9. De man stelt zelf in de inleidende dagvaarding dat niet in de verdeling is betrokken:
• De verlaging van het negatieve eigenvermogen in de tandartsenpraktijk door verdiscontering van de hypotheek € 181.512,09;
• De latente belastingclaim ter zake van de in eigen vermogen van de tandartsenpraktijk verdisconteerde boekwinst € 29.771,-;
• De achterstand in de hypotheekbetalingen tot en met 31 december 2003 € 36.155,62.
10. Het hof begrijpt het betoog van de man aldus dat de waarde van de tandartsenpraktijk niet € 10.423,- bedroeg, maar dat de schulden van de praktijk hoger waren dan de activa en er derhalve rekening dient te worden gehouden met een negatieve waarde van de tandartsenpraktijk.
11. In de visie van de man dient bij de vaststelling van de omvang van de voormalige huwelijksgoederengemeenschap rekening houden met een negatieve waarde van de tandartsenpraktijk van € 238.367,77.
12. Voor de vaststelling of de man in het kader van de verdeling voor meer dan een kwart is benadeeld houdt het hof geen rekening met, de achterstand in de hypotheek betalingen en de belasting latentie, aangezien de man daarvan zelf stelt dat die niet in de verdeling zijn betrokken.
Te zijnen bate of schade
13. Een verdeling is niet op grond van dwaling omtrent de waarde van een of meer der te verdelen goederen en schulden vernietigbaar, indien de benadeelde de toebedeling te zijnen bate of schade heeft aanvaard.
14. Uit de gewisselde stukken volgt dat er tussen partijen een langdurige procedure is geweest waarbij de verdeling van de voormalige huwelijksgoederengemeenschap uitvoerig aan de orde is geweest. De man en de vrouw zijn beiden bijgestaan door een advocaat.

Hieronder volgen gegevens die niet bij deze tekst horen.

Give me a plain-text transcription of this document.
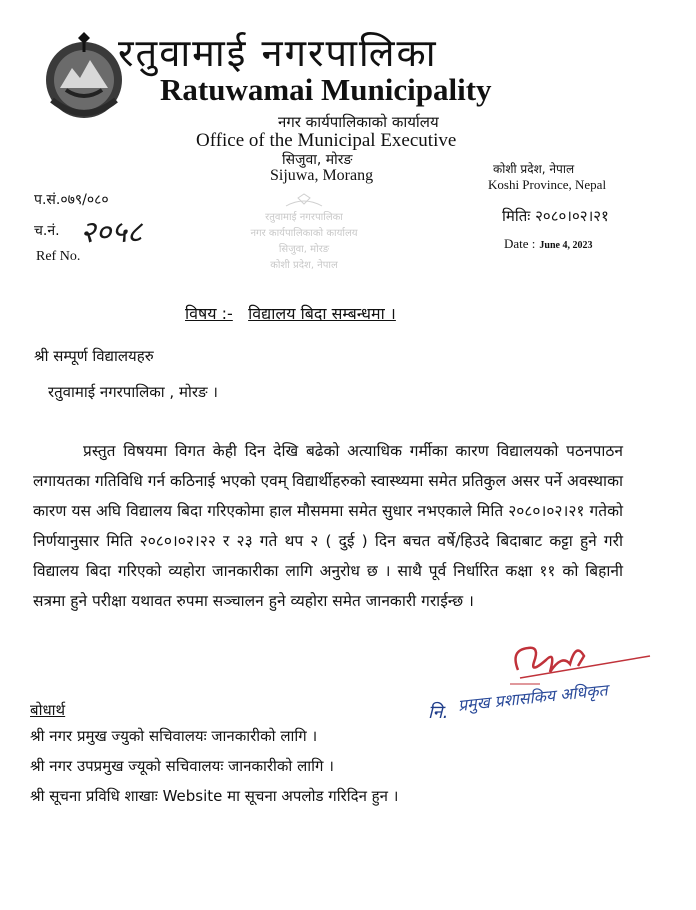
रतुवामाई नगरपालिका
Ratuwamai Municipality
नगर कार्यपालिकाको कार्यालय
Office of the Municipal Executive
सिजुवा, मोरङ
Sijuwa, Morang	कोशी प्रदेश, नेपाल
Koshi Province, Nepal
प.सं.०७९/०८०
च.नं. २०५८
Ref No.
मितिः २०८०।०२।२१
Date : June 4, 2023
रतुवामाई नगरपालिका
नगर कार्यपालिकाको कार्यालय
सिजुवा, मोरङ
कोशी प्रदेश, नेपाल
विषय :- विद्यालय बिदा सम्बन्धमा ।
श्री सम्पूर्ण विद्यालयहरु
रतुवामाई नगरपालिका , मोरङ ।
प्रस्तुत विषयमा विगत केही दिन देखि बढेको अत्याधिक गर्मीका कारण विद्यालयको पठनपाठन लगायतका गतिविधि गर्न कठिनाई भएको एवम् विद्यार्थीहरुको स्वास्थ्यमा समेत प्रतिकुल असर पर्ने अवस्थाका कारण यस अघि विद्यालय बिदा गरिएकोमा हाल मौसममा समेत सुधार नभएकाले मिति २०८०।०२।२१ गतेको निर्णयानुसार मिति २०८०।०२।२२ र २३ गते थप २ ( दुई ) दिन बचत वर्षे/हिउदे बिदाबाट कट्टा हुने गरी विद्यालय बिदा गरिएको व्यहोरा जानकारीका लागि अनुरोध छ । साथै पूर्व निर्धारित कक्षा ११ को बिहानी सत्रमा हुने परीक्षा यथावत रुपमा सञ्चालन हुने व्यहोरा समेत जानकारी गराईन्छ ।
नि. प्रमुख प्रशासकिय अधिकृत
बोधार्थ
श्री नगर प्रमुख ज्युको सचिवालयः जानकारीको लागि ।
श्री नगर उपप्रमुख ज्यूको सचिवालयः जानकारीको लागि ।
श्री सूचना प्रविधि शाखाः Website मा सूचना अपलोड गरिदिन हुन ।
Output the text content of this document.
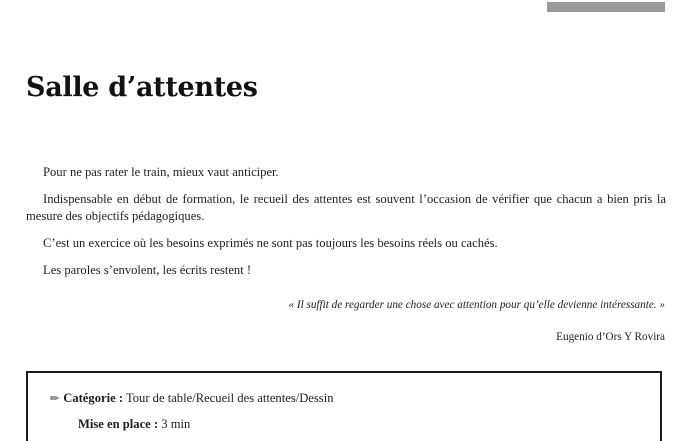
Salle d’attentes

Pour ne pas rater le train, mieux vaut anticiper.

Indispensable en début de formation, le recueil des attentes est souvent l’occasion de vérifier que chacun a bien pris la mesure des objectifs pédagogiques.

C’est un exercice où les besoins exprimés ne sont pas toujours les besoins réels ou cachés.

Les paroles s’envolent, les écrits restent !

« Il suffit de regarder une chose avec attention pour qu’elle devienne intéressante. »
Eugenio d’Ors Y Rovira
✏ Catégorie : Tour de table/Recueil des attentes/Dessin
Mise en place : 3 min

15. Uit de beschikking van de rechtbank Rotterdam van 18 april 2003, tussen partijen gewezen, volgt:
” De stelling van de man dat deze praktijk per 31 december 2001 een waarde vertegenwoordigde van € 10.423,- is door hem met stukken onderbouwd en door de vrouw verder inhoudelijk niet weersproken, zodat de rechtbank van deze waarde uitgaat.”
16. Uit de door de man in het geding gebracht jaarrekeningen volgt dat de praktijk van de man in 2001 al een negatief eigen vermogen had van € 173.137,-, in 2002 bedroeg het negatieve eigen vermogen € 157.883,69. Het hof gaat ervan uit dat in ieder geval de cijfers 2001 en 2002 aan de man bekend waren op het moment van het sluiten van de overeenkomst.

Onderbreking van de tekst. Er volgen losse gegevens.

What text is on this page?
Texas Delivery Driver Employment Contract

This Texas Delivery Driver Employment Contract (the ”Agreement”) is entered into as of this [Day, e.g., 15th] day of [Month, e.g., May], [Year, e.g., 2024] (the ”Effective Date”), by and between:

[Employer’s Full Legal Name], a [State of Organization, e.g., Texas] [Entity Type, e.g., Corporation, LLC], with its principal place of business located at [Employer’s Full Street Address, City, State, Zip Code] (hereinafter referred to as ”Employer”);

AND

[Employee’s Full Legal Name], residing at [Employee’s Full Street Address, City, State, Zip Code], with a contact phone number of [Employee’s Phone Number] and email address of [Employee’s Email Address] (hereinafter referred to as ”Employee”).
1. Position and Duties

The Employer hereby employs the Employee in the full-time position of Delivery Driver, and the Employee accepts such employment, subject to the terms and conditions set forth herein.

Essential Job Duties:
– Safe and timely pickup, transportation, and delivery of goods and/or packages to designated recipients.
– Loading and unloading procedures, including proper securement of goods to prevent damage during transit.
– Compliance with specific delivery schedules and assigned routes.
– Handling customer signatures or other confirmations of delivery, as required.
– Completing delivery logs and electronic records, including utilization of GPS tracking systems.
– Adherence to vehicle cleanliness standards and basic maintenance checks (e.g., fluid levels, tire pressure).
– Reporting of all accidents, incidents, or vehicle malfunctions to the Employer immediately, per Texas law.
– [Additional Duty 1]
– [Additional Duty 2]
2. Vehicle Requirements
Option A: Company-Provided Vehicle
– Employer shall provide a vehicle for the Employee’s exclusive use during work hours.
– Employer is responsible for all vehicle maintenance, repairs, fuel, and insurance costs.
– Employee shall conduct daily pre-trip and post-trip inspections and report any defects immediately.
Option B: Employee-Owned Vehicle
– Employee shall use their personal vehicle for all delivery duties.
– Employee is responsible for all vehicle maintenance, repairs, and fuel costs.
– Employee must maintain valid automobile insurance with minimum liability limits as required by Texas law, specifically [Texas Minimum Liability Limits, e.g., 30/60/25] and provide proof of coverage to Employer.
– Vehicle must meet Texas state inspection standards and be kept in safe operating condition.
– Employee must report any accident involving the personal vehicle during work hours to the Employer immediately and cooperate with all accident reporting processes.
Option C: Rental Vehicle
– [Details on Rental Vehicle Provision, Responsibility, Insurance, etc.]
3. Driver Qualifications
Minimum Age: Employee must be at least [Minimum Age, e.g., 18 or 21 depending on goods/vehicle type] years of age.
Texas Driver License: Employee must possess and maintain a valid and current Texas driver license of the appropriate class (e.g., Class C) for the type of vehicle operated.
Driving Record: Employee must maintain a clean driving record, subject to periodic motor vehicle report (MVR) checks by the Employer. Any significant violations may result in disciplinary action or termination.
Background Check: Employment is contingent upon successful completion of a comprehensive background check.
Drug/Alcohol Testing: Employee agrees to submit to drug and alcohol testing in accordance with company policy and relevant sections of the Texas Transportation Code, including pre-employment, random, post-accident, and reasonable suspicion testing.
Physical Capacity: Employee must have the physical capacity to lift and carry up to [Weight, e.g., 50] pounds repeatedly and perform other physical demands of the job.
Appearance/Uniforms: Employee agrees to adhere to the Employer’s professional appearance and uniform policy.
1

17. Het hof is van oordeel dat de man bij het tot stand komen van de verdeling inzicht had in het vermogen van de door hem gedreven tandartsenpraktijk, inclusief de thans door hem gestelde hypothecaire lening van € 181.512,09. Dat de man achteraf op basis van andere inzichten tot een andere visie komt, komt naar het oordeel van het hof voor zijn rekening en risico.
18. Op basis van hetgeen het hof hiervoor heeft overwogen is het hof van oordeel dat de man niet heeft aangetoond dat hij in het kader van de verdeling is benadeeld voor meer dan een kwart.
Proceskosten.
19. Gezien het feit dat er sprake is van ex-echtgenoten acht het hof het redelijk en billijk om de proceskosten tussen partijen te compenseren.
Bekrachtiging
20. Gezien het hof hiervoor heeft overwogen dient het bestreden vonnis van de rechtbank Rotterdam te worden bekrachtigd.
- 3.
Beslissing
bekrachtigt het bestreden vonnis van 24 september 2008 van de rechtbank Rotterdam tussen partijen gewezen;
wijst af hetgeen anders of meer is gevorderd;
compenseert de proceskosten in die zin dat ieder der partijen zijn eigen kosten van dit hoger beroep draagt.
Dit arrest is gewezen door mrs. Pannekoek, Labohm en Breederveld en is uitgesproken ter openbare terechtzitting van 20 april 2010 in aanwezigheid van de griffier.